As notícias não eram animadoras. Não, as notícias eram assustadoras. Um verdadeiro horror.
O Coiso ia a caminho do Planalto. Já ninguém podia proteger o Brasil. A força, a ignorância e a intolerância estavam, de mãos dadas, às portas do poder.
Mas o Brasil não era o primeiro. Nem seria o último. Era só um dos mais significativos e importantes. Um verdadeiro laboratório.
Uma série de eventos que parecia não terem nada a ligá-los, acabou por se perceber, mais tarde, serem parcelas da mesma equação.
Ao mesmo tempo que o Coiso fazia o seu caminho em glória, uns sauditas esquartejavam um jornalista opositor ao regime de Riade, no interior de um consulado em Istambul, na Turquia, e depois fizeram desaparecer o seu corpo levando-o em várias malas de viagem. Entretanto, um triatleta português era morto pela mulher e o amante dela, em casa, e o seu corpo depositado a mais de cem quilómetros de distância do sítio da morte, tendo, a mulher, nos fins-de-semana seguintes, passeado a luxúria com o seu amante pelo Festival de Paredes de Coura e por Porto Covo. Ao mesmo tempo um antigo Presidente da República Portuguesa editava um livro onde tecia considerações jocosas sobre os actores políticos do momento e o governo italiano fazia ouvidos moucos à Europa sobre o seu Orçamento de Estado. E, no meio de tudo isso, uma série de tempestades tropicais, furacões e vulcões eclodiram um pouco por toda a parte, seguidos de enormes massas polares frias que puseram, em especial a Europa, de sobreaviso. Mas já era tarde.

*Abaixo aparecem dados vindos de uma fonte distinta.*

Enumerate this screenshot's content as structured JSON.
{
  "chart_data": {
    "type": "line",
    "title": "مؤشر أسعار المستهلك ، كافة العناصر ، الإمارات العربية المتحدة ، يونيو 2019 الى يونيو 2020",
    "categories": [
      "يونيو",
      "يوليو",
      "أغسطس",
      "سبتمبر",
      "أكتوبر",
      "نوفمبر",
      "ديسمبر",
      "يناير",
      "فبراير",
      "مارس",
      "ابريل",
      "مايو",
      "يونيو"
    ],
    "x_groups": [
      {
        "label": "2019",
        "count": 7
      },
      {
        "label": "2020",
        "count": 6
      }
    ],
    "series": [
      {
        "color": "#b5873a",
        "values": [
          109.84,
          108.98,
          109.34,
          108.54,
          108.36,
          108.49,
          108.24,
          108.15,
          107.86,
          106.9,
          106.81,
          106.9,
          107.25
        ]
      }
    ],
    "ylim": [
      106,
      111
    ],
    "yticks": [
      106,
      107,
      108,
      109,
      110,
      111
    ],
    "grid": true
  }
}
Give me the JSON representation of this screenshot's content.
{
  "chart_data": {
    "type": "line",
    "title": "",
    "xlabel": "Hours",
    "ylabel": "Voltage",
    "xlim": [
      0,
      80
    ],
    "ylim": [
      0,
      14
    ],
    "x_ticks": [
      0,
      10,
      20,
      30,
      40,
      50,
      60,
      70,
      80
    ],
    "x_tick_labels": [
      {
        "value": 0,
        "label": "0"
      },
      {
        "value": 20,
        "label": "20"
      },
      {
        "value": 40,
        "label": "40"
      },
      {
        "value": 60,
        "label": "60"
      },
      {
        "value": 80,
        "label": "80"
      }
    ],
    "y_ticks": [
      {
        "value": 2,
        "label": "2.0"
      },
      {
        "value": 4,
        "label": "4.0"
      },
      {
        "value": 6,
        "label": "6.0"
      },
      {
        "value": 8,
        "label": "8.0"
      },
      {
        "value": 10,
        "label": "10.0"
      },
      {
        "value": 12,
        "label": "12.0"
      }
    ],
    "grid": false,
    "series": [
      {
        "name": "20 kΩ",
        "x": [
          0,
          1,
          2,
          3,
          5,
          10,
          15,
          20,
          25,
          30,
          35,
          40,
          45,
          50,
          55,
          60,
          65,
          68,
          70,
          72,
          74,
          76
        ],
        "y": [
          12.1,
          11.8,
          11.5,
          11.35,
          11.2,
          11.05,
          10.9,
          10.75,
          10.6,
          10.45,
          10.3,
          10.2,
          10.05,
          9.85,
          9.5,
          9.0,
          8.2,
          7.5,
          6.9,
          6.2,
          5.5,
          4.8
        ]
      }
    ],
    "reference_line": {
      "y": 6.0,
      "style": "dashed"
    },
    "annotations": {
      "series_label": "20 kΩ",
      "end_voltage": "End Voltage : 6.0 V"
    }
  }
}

O que despoletou tudo foi uma série de atentados falhados, na forma de embrulhos armadilhados, enviados a antigos presidentes norte-americanos moderadores, a milionários filantropos e a estações televisivas de noticias. Os embrulhos foram apanhados a tempo pelos serviços de segurança. E foi isto que levantou a suspeita. Mas já era então muito tarde.
Estávamos na antecâmara do terror que vinha instalar-se no Ocidente. O Oriente há muito que estava esmagado, sem o saber. Já desconfiávamos. Mas estávamos embriagados.
Pouco demorou para as milícias começarem a organizarem-se nos vários países da Europa e da América. Através do WhatsApp as forças das trevas organizaram-se e dominaram os países. Primeiro espalharam-se pelo meio do povo. Como Agentes Provocadores. Depois dominaram as várias igrejas, especialmente as evangélicas. Logo de seguida, entraram pela forças policiais e militarizadas, chão fértil. Quando o poder político, o poder burocrático político despertou já era tarde demais.
Eu fui juntando comida. Umas latas. Conservas. Garrafões de água. Armas. Munições. Tentei encontrar-me com outros como eu. Mas não consegui. Estava tudo com medo. Ninguém se manifestava. Ninguém dizia nada com medo de dizer alguma coisa.
O Facebook, o Twitter e o Instagram, outrora tão cheios de revolucionários, estavam vazios de contestação. Voltaram as musiquinhas. Os gatinhos. Os bebés. As frases feitas e erradamente atribuídas a Gandhi e a Einstein.
No fim, acabei por me fechar em casa. Onde estou.
Descobri, finamente, o que todos aqueles eventos tinham a ligá-los. E, se não for apanhado entretanto, vou contar. Vou contar para memória futura. Para perceberem como chegámos aqui.
Agora eles andam de prédio em prédio. À cata de oposição. De gente do contra.
Eu estou aqui em casa. A casa está fechada. A porta da rua está fechada à chave e com os ferrolhos corridos. As janelas têm as persianas corridas, à excepção de uma, um pouco aberta, por onde escuto o que se passa na rua e por onde sai o fumo dos cigarros que me vão fazendo companhia.
Se nada acontecer entretanto, eles vão chegar aqui a casa. Vão abrir a porta da rua e vão descobrir-me. Mas nessa altura levo uma série deles comigo. É por isso que estou aqui no corredor. Barricado. Com as armas que arranjei. À espera. Com medo. Com medo mas decidido. Vou escrevendo tudo o que me lembro dos factos passados. Para que se lembrem. Para que a memória persista. Eu poderei ir, mas vou cá deixar memória. Antes de ir, vão também alguns deles. Antes de ir… Antes de ir mando-os à merda. Mando-os à merda à minha frente.